A dispetto di questo, le importazioni di formaggi in Cina sono aumentate dell’811% nel 2010 rispetto all’anno precedente, rasentando le 18mila tonnellate/anno, ma chi ha intervistato i rivenditori al dettaglio di negozi che abbiano una discreta disponibilità di prodotti lattiero-caseari – per lo più presenti nelle città maggiori e in quelle commerciali – ha potuto scoprire che la gran parte degli acquisti è dovuta ai consumatori stranieri.

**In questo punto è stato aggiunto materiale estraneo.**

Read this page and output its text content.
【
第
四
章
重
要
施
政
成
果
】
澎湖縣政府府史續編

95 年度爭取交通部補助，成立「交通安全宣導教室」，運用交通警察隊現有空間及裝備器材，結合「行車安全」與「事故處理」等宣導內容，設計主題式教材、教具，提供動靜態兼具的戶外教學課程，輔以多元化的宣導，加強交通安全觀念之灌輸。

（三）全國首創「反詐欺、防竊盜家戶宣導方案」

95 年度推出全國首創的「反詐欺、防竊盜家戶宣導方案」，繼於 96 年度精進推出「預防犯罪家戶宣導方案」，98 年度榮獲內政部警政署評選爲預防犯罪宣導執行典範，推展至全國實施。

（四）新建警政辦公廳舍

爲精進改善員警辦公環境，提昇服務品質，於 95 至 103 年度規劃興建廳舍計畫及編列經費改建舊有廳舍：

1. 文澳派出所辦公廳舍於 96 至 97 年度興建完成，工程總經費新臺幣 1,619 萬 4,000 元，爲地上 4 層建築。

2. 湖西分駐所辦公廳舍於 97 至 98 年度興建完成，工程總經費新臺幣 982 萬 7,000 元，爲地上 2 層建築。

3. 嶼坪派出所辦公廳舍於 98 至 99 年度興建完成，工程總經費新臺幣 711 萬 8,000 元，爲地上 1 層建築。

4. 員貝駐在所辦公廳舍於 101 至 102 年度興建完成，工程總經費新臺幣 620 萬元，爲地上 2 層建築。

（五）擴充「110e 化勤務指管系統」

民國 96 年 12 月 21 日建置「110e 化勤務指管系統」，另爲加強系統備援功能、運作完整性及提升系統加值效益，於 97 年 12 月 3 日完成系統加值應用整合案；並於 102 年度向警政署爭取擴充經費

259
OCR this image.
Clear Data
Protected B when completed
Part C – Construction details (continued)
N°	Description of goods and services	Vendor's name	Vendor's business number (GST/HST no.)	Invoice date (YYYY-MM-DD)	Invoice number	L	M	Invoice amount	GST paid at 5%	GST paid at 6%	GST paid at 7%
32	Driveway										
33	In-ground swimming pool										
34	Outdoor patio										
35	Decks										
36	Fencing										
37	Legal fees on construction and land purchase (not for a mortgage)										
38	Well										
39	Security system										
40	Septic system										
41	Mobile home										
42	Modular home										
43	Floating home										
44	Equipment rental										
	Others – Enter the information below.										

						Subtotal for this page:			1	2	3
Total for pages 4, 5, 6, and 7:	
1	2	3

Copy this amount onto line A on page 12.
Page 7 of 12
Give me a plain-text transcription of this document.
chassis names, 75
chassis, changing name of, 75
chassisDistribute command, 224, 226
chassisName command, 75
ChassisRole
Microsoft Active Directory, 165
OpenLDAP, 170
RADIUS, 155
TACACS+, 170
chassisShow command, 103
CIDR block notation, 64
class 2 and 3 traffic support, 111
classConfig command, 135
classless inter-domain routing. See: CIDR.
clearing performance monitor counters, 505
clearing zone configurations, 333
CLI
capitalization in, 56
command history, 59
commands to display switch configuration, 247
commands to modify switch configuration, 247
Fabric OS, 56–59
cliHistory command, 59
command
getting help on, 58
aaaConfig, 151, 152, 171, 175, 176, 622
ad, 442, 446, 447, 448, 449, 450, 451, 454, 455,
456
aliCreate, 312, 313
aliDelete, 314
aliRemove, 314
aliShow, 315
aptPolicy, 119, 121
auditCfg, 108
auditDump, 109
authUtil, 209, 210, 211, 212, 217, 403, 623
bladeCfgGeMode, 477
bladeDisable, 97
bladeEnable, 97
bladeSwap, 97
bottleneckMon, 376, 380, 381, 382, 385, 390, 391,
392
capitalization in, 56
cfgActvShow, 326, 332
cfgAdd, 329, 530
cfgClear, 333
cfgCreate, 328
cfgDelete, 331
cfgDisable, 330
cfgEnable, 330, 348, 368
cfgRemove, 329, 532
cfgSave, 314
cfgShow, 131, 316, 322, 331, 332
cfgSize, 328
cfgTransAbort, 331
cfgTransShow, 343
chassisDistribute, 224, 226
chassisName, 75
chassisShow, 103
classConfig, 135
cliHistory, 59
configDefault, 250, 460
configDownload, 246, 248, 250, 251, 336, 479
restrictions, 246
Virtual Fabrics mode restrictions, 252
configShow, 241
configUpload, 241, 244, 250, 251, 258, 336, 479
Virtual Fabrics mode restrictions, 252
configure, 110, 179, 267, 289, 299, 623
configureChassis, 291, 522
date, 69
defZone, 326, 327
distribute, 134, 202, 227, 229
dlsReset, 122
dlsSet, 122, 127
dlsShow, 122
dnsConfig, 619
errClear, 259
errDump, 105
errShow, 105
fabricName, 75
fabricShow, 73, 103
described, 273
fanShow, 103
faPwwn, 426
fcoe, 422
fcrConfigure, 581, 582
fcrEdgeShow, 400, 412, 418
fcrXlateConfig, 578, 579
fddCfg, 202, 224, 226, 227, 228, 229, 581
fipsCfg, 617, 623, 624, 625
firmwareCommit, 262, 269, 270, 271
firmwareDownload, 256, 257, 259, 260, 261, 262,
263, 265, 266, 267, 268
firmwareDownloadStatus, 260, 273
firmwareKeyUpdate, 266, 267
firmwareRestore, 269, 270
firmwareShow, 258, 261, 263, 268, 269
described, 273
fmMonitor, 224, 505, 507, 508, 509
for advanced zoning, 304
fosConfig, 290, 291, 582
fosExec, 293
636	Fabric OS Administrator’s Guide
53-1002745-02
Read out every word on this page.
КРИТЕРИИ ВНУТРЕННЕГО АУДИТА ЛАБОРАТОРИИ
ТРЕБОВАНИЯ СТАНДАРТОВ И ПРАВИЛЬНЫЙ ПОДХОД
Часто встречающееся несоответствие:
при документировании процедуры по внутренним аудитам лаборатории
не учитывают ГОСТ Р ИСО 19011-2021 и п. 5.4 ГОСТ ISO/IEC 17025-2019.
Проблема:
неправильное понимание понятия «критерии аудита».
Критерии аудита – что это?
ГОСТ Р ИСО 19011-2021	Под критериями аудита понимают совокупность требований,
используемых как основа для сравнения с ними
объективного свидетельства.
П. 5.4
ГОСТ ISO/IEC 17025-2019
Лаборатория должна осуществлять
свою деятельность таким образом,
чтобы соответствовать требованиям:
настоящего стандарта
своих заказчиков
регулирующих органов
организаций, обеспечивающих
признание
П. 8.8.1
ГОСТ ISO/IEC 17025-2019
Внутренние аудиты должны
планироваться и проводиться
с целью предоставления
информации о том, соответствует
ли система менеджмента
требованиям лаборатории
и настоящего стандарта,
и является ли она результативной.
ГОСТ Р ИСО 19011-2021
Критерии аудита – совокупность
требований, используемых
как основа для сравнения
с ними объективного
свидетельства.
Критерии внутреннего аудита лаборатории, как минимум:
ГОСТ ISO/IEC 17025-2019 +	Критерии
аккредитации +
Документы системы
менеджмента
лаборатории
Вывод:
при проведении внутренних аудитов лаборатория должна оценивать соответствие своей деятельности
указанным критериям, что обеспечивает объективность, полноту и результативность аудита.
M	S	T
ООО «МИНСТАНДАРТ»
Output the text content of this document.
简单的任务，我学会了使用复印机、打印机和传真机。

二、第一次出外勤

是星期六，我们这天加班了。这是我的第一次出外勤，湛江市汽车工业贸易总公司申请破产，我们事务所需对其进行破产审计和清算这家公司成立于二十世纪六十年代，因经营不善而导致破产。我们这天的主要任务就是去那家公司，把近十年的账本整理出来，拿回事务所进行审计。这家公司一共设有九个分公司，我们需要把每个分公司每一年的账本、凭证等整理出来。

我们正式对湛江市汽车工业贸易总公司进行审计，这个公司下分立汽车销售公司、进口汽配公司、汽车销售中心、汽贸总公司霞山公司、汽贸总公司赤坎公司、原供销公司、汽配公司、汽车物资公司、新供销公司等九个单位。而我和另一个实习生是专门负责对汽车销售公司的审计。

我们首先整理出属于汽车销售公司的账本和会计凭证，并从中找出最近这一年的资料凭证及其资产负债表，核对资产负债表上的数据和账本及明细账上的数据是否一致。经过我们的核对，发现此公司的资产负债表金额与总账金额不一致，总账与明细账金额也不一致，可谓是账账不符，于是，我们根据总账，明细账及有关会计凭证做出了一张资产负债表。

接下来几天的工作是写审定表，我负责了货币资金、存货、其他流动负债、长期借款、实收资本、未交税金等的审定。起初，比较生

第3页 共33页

Indagini condotte dall’ufficio export dell’ente governativo statunitense Ita (International Trade Administration) hanno però portato a stabilire che il consumo medio di formaggio per abitante in Cina è pari a 10 grammi/anno. Una nullità, soprattutto se confrontata alle medie dei Paesi occidentali (in Italia nel 2010: 23kg pro capite).

I commenti più negativi degli utenti di Weibo sono stati per i più noti “blu” internazionali, dallo Stilton al Roquefort al Cabrales, con qualche marcato disprezzo anche per il Cheddar, che erborinato non è.